One of the things that makes the Johnson family unique is that the black-ish clan is upper middle class, but surrounded by reminders that both Dre and Bow are the first people in their family history to be quite so wealthy and successful — and according to Dre's opening voiceover, it was The Cosby Show that originally inspired him. So when Dre finds out that his company may be downsizing, he immediately worries about losing what he fought so hard to gain. With his anxieties swirling in his mind, Dre opens up to his father about how much pressure he feels to project the image of success because "when one black person fails, it feels like it sets us all back."

And while I can totally see how he might feel that way, it also feels like a stand-in for how showrunner Kenya Barris must feel about maintaining his series' popularity. It’s simultaneously a tribute to the people (and TV series) that raised the character and a examination of how the pressure both Dre puts on himself to succeed probably isn't healthy.

While Dre might be a bit of a fool, he’s still a devoted patriarch, and it’s important to him to make sure that his kids don’t have to go through what he went through. But when his parents encourage their granchildren to steal the gift cards out of Bow's charity baskets, Dre is furious not just because it's a bad thing to do, but because he doesn't want the (mostly) white other parents to think of his black family as anything less than perfect, represented by the shady and perfect mom Brittany Daniel, who you may remember from The Game.

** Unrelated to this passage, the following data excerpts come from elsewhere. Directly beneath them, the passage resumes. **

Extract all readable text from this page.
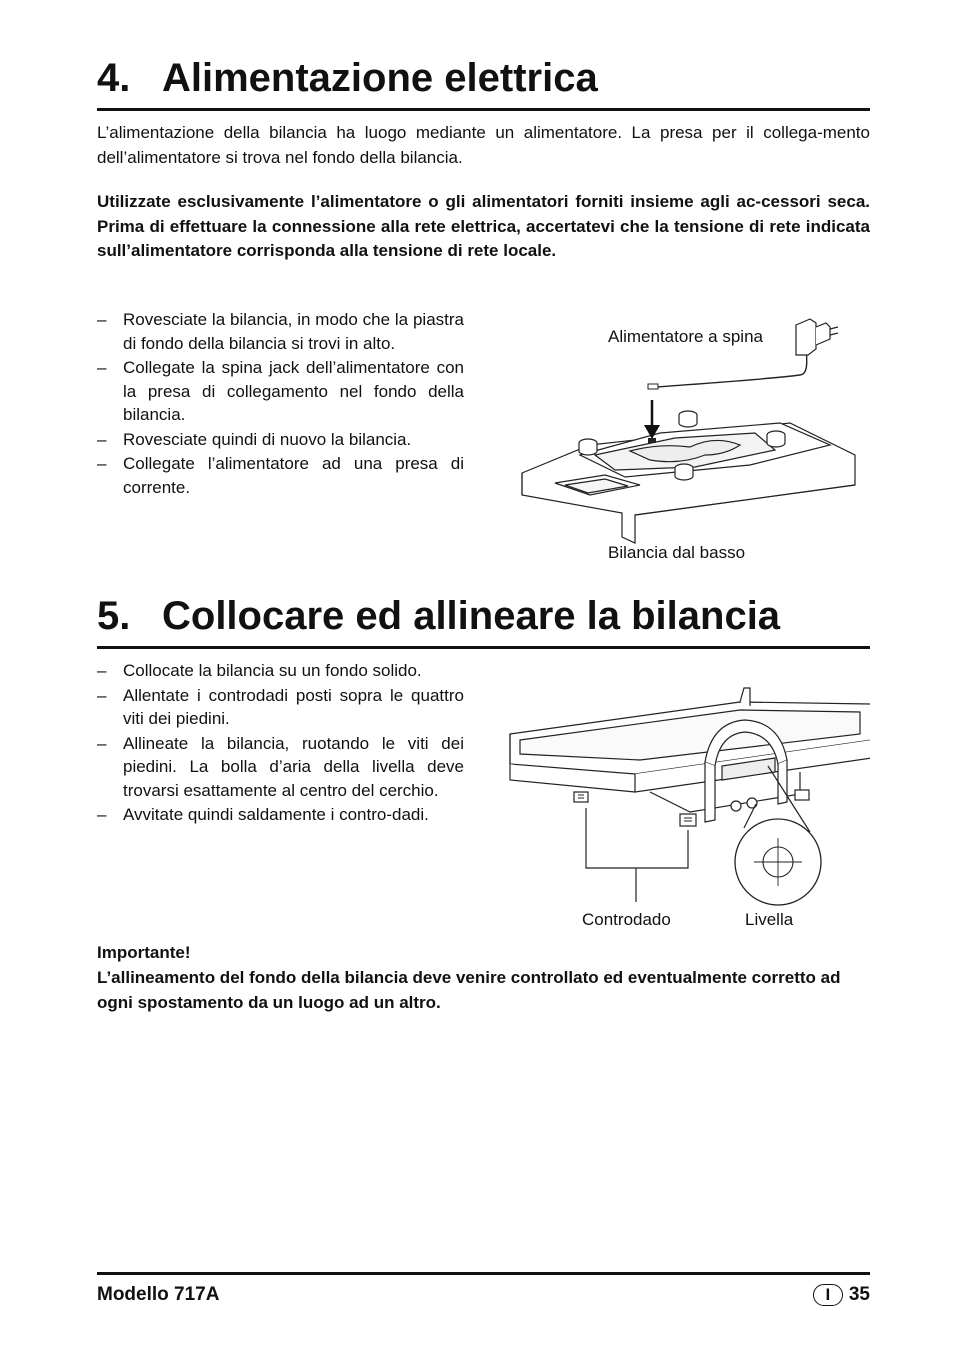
4. Alimentazione elettrica
L’alimentazione della bilancia ha luogo mediante un alimentatore. La presa per il collega-mento dell’alimentatore si trova nel fondo della bilancia.
Utilizzate esclusivamente l’alimentatore o gli alimentatori forniti insieme agli ac-cessori seca. Prima di effettuare la connessione alla rete elettrica, accertatevi che la tensione di rete indicata sull’alimentatore corrisponda alla tensione di rete locale.
– Rovesciate la bilancia, in modo che la piastra di fondo della bilancia si trovi in alto.
– Collegate la spina jack dell’alimentatore con la presa di collegamento nel fondo della bilancia.
– Rovesciate quindi di nuovo la bilancia.
– Collegate l’alimentatore ad una presa di corrente.
Alimentatore a spina
Bilancia dal basso
5. Collocare ed allineare la bilancia
– Collocate la bilancia su un fondo solido.
– Allentate i controdadi posti sopra le quattro viti dei piedini.
– Allineate la bilancia, ruotando le viti dei piedini. La bolla d’aria della livella deve trovarsi esattamente al centro del cerchio.
– Avvitate quindi saldamente i contro-dadi.
Controdado	Livella
Importante!
L’allineamento del fondo della bilancia deve venire controllato ed eventualmente corretto ad ogni spostamento da un luogo ad un altro.
Modello 717A	I 35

In the end, Dre realizes that his real life is preferable to any fictional version of perfection. Of course, it's a little odd, because the Johnsons are also a fictional family. But taking this episode, once again, as a metaphor for black-ish, this feels like the show embracing that its characters might be messy, imperfect, and weird. And, speaking of which — in the last seconds of the episode, Charlie returns! If there's any character that represents embracing imperfections, it's him.